APAKAH PEMBANGUNAN INFRASTRUKTUR UNTUK RAKYAT KECIL atau PEMILIK MODAL?

 

Jika tol bisa mensejahterakan rakyat, maka apakah para rakyat kecil yang tidak memiliki kendaraan bermobil merasakan dampaknya?

Lho, justru tujuan utama infrastruktur tol (utamanya tol dengan judul Trans-Jawa, Trans-Sumatra) itu dibuat bukan untuk rakyat bermobil …

Tetapi buat mereka.
Infrastruktur tol dibuat demi mereka —para petani padi, petani cabai, petani sawit— agar barang yang mereka usahakan, bisa mereka kirimkan ke luar kota.

Se-pengetahuan saya ya (correct me if im wrong), cabai itu salah satu komoditas pangan yang memiliki waktu busuk sekitar 2 hari di temperatur ruangan. Maka para petani cabai memiliki waktu kurang dari 2 hari untuk mengirimkan hasil tani mereka sedari dipetik sampai ke tangan pembeli.

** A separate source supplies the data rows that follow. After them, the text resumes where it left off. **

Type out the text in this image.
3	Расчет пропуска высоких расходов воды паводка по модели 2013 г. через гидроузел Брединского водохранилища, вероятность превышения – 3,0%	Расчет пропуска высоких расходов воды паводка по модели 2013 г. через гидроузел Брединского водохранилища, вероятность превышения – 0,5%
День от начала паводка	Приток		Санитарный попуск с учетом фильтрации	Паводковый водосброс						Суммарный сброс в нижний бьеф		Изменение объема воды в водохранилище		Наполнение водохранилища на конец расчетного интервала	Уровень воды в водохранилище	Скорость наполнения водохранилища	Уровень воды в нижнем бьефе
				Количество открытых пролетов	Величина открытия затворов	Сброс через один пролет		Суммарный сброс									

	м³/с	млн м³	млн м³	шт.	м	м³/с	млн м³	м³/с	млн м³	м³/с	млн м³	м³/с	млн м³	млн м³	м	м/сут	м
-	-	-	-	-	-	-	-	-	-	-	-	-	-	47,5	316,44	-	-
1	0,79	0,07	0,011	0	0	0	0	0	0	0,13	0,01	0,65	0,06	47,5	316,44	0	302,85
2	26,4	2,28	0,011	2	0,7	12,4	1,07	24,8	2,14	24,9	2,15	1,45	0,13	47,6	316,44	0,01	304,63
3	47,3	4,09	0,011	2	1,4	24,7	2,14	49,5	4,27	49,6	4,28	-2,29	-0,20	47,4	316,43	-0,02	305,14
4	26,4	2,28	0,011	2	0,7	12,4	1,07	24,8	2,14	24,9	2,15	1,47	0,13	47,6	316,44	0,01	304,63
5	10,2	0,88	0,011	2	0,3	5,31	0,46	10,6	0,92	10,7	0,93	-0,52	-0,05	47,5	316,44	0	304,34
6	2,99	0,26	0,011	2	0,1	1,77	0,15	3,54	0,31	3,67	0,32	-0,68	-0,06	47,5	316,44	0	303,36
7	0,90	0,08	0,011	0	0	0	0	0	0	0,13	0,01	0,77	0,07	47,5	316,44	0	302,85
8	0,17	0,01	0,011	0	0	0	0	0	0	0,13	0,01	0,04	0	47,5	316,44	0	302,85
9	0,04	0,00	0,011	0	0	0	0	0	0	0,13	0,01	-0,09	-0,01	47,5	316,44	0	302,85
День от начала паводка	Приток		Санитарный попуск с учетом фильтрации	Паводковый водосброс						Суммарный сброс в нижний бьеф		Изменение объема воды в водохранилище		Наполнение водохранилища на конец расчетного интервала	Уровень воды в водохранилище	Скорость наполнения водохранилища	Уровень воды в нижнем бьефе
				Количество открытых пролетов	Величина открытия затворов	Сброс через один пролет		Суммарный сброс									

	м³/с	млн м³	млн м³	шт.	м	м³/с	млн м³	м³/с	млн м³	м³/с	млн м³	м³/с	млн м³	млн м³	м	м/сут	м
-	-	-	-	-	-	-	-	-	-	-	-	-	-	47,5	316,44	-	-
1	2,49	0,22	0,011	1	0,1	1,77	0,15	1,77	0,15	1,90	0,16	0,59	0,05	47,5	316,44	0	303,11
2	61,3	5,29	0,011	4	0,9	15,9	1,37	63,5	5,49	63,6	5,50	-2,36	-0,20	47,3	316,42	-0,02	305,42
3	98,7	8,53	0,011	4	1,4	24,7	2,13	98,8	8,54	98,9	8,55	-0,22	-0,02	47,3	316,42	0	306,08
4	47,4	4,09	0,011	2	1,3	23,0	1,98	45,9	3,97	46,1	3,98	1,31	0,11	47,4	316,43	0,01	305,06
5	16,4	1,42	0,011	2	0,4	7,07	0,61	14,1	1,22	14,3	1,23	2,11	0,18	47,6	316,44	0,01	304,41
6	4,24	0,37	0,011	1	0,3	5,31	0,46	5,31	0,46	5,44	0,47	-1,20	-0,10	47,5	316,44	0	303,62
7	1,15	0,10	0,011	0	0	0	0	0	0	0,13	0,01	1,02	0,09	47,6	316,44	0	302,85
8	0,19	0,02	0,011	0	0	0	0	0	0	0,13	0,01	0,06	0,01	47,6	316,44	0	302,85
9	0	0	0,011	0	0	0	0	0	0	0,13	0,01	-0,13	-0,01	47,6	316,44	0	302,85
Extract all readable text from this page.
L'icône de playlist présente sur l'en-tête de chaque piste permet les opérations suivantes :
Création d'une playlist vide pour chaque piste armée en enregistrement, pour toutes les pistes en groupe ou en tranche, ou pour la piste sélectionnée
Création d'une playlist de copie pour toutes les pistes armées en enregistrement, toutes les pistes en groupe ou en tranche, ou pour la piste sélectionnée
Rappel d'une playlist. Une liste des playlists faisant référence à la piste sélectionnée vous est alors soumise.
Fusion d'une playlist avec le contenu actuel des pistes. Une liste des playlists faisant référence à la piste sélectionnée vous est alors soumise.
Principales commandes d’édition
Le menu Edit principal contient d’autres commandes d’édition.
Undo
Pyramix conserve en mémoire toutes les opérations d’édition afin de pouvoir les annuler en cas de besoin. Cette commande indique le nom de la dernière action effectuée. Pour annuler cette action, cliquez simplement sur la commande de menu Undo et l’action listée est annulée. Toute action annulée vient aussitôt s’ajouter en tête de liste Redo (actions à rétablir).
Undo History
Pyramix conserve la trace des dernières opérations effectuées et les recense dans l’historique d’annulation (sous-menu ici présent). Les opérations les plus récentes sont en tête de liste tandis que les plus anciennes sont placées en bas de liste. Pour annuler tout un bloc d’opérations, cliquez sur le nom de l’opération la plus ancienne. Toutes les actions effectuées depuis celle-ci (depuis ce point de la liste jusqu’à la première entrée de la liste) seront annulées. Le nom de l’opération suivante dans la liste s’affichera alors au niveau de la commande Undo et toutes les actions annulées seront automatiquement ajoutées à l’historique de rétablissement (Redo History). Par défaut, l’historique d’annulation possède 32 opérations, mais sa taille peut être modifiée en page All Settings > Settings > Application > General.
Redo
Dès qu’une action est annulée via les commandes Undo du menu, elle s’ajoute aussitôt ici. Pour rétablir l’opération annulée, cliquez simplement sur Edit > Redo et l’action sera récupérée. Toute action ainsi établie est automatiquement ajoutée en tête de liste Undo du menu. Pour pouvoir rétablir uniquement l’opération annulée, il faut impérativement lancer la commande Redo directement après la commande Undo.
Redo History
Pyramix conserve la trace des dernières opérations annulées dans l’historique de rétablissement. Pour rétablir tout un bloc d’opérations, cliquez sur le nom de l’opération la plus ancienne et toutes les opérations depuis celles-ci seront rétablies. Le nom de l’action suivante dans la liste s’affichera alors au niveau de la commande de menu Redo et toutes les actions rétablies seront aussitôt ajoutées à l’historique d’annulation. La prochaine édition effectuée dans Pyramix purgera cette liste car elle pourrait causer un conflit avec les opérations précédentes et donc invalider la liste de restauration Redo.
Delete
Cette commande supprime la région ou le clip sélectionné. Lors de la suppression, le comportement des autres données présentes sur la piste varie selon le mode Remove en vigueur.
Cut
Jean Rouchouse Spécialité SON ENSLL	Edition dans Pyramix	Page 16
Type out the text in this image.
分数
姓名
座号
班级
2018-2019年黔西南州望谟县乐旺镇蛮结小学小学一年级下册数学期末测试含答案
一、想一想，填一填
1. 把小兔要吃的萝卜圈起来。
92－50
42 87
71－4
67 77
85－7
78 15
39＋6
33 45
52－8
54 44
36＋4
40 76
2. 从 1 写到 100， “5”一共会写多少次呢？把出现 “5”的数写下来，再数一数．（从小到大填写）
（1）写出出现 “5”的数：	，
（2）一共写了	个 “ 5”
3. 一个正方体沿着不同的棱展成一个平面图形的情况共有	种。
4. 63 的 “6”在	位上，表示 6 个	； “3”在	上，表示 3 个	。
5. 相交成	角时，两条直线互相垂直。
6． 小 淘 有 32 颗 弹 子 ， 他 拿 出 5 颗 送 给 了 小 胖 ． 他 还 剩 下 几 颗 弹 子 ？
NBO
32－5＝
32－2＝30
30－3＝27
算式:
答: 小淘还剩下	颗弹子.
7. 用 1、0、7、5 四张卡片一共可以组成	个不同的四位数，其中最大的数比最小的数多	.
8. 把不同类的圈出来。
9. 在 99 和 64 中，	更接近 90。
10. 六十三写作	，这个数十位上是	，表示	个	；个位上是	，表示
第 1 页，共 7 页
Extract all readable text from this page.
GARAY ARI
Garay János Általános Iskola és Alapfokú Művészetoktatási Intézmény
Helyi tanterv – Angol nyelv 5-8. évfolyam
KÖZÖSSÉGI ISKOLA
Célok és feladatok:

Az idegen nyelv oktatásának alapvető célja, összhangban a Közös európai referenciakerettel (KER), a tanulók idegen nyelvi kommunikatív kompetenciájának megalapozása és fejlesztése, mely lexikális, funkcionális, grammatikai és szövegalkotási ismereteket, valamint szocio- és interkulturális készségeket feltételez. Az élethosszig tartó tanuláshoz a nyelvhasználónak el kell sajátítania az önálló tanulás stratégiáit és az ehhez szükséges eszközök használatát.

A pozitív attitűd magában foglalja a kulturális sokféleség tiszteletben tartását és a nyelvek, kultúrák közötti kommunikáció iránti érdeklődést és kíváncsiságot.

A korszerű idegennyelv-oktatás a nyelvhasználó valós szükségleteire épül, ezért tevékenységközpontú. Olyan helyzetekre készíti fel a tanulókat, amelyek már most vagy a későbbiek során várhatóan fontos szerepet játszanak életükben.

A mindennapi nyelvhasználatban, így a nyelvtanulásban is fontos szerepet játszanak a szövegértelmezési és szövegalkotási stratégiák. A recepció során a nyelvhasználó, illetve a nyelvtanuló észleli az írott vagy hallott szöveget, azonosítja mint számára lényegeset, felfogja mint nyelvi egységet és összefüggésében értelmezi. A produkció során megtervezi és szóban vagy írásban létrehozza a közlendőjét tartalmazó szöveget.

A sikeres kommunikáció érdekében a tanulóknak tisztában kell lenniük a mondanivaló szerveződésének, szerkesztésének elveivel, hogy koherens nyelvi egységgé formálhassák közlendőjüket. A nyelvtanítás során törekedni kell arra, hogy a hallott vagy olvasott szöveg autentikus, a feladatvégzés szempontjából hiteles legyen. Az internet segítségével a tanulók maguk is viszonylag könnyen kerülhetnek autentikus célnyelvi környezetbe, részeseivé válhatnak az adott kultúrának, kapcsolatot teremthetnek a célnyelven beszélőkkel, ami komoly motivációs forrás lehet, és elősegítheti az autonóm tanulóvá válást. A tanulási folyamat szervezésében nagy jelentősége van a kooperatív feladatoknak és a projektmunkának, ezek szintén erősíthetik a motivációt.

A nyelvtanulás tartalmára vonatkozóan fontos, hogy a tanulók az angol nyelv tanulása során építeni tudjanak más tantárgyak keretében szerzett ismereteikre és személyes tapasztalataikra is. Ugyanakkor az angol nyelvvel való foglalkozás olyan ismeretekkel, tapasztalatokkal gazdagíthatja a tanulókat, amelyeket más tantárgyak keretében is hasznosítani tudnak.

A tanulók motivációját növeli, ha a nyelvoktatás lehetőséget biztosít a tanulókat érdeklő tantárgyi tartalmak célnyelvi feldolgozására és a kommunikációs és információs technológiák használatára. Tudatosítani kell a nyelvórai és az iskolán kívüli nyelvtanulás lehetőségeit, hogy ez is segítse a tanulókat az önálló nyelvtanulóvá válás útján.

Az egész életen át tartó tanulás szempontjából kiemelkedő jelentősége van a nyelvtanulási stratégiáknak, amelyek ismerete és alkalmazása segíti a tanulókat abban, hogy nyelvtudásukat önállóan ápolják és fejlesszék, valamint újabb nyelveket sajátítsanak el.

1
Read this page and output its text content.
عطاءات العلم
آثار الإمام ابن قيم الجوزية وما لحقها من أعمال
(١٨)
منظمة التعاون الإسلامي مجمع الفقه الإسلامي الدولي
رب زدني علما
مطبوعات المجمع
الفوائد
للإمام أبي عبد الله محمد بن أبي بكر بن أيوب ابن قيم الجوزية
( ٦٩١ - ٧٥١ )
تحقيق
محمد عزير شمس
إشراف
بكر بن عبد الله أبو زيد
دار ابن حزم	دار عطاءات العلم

Kita asumsikan cabai ini berasal dari Banyuwangi, Jawa Timur, dan dijual di Jakarta.

Jika tanpa tol kita membutuhkan waktu 25 jam dari Banyuwangi ke Jakarta, perjalanan 25 jam dari Banyuwangi melewati Pantura sampai Sidoarjo, lanjut ke Semarang, dan melanjutkan Pantura dari Semarang-Jakarta.

Jika dengan tol, ada efisiensi waktu sampai 10 jam (menjadi 15 jam perjalanan) dari Banyuwangi sampai Jakarta, dengan rute Banyuwangi-Surabaya via pantura, dan Surabaya-Jakarta via Tol Trans Jawa.

Cabainya sampai di Jakarta 10 jam lebih cepat, 10 jam lebih cepat sampai ke tangan supplier di Jakarta, 10 jam lebih cepat sampai ke tangan penjual sayur di perumahan anda, dan akhirnya 10 jam lebih cepat sampai di dalam kulkas anda.

Bahkan penjual memiliki waktu 10 jam tambahan untuk berjualan, jadi harganya setidaknya lebih murah, tidak cepat busuk, dan keuntungan penjual lebih besar/tidak rugi karena busuk.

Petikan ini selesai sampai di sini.